The agreement, inked at an army base near Warsaw in the minister’s presence, will supply the newly formed Drone Forces with batches of man-portable, tube-launched munitions over “the next few years,” according to the defense ministry.
Neither price nor delivery schedule was disclosed.
Lessons from Ukraine
Kosiniak-Kamysz said Russia’s war in Ukraine proved that low-cost kamikaze drones can “decide the outcome on today’s battlefield.”
Hundreds of Polish-made Warmates delivered to Kyiv since 2022 have been credited with disabling Russian armor and artillery.
What is a Warmate?
The 5.7-kg expendable aircraft has a 30-minute endurance, a 30-km data-link and interchangeable fragmentation or anti-tank warheads.
Operators can abort an attack and loiter until a target appears, giving infantry a precision-strike option without air support.
Birth of a new branch
Poland stood up its Wojska Dronowe (Drone Forces) on 1 January. General Mirosław Bodnar, head of the Unmanned Systems Inspectorate, said the Warmate deal “fills the backbone of the strike inventory.”
He added that a separate tender for micro-drones—“one for every soldier” for reconnaissance—will be issued later this year.

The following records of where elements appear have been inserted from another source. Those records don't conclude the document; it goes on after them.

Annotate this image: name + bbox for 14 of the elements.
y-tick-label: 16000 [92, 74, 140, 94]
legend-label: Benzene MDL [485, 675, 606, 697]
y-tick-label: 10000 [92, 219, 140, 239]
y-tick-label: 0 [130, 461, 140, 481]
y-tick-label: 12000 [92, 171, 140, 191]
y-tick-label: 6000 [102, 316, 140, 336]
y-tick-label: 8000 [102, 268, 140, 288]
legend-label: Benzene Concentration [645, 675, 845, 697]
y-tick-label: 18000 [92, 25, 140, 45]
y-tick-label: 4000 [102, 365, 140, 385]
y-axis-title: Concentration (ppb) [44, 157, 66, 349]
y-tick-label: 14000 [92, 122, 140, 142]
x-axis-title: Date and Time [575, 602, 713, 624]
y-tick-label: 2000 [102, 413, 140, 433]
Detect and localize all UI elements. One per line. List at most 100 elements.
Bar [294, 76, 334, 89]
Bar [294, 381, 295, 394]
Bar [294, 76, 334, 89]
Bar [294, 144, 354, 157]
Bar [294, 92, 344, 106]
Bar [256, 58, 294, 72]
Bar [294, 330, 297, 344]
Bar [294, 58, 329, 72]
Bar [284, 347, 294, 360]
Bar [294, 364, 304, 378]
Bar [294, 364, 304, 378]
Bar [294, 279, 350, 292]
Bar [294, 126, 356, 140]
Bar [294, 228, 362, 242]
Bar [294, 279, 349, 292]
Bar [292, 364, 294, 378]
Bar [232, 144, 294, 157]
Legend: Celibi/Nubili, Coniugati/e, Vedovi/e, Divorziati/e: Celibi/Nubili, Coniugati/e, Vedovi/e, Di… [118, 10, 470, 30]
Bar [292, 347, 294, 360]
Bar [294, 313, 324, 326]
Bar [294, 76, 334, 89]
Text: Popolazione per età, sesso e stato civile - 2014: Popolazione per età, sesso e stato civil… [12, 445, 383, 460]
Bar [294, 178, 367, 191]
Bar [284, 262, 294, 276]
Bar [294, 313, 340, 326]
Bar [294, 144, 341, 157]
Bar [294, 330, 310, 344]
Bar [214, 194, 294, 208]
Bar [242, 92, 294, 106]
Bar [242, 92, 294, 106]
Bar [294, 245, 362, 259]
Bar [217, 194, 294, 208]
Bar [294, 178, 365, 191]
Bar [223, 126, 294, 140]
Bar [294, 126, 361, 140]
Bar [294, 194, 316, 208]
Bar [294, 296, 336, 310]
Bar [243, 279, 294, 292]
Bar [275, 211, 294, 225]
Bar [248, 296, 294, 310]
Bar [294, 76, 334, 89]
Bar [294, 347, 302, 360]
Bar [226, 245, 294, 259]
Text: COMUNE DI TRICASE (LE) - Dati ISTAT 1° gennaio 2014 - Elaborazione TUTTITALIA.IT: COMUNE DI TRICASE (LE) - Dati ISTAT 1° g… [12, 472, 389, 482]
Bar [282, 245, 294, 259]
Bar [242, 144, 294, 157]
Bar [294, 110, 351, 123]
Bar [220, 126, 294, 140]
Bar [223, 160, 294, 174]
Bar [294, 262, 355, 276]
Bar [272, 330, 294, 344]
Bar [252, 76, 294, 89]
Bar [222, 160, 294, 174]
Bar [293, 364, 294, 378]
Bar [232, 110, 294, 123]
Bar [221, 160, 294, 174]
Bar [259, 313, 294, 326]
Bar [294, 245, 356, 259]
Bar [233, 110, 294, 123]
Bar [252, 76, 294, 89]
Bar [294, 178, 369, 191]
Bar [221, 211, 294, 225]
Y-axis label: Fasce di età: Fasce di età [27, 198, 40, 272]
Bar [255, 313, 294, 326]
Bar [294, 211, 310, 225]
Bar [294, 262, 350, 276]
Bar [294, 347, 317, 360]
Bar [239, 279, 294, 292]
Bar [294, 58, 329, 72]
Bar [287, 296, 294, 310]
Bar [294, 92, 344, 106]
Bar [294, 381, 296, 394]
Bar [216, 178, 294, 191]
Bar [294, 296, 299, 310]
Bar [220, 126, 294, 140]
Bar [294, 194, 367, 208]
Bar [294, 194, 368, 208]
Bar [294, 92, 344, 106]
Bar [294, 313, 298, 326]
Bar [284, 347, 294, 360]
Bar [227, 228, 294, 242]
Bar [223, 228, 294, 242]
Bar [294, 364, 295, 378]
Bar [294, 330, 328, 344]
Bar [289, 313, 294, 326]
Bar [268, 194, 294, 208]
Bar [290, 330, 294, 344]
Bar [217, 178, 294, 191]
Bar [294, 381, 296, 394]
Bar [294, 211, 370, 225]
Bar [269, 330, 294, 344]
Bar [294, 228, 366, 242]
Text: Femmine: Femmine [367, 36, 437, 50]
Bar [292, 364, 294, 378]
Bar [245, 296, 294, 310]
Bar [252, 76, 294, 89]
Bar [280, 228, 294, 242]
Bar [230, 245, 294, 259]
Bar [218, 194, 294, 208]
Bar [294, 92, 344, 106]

WB Group, Poland’s largest private defense firm, already supplies FlyEye tactical drones and TOPAZ fire-control software to the army. The Warmate order is its biggest single contract to date and will involve expanded production lines near Warsaw.
The purchase comes as NATO’s eastern-flank states scramble to harden defenses. Poland spends about 4 % of GDP on defense and has launched multibillion-euro programs for tanks, air-defense missiles and F-35 fighters. Officials say massed drones complement heavy platforms by saturating enemy sensors at lower cost.
First Warmate consignments are expected to reach front-line battalions by early 2026 after acceptance trials, the ministry said.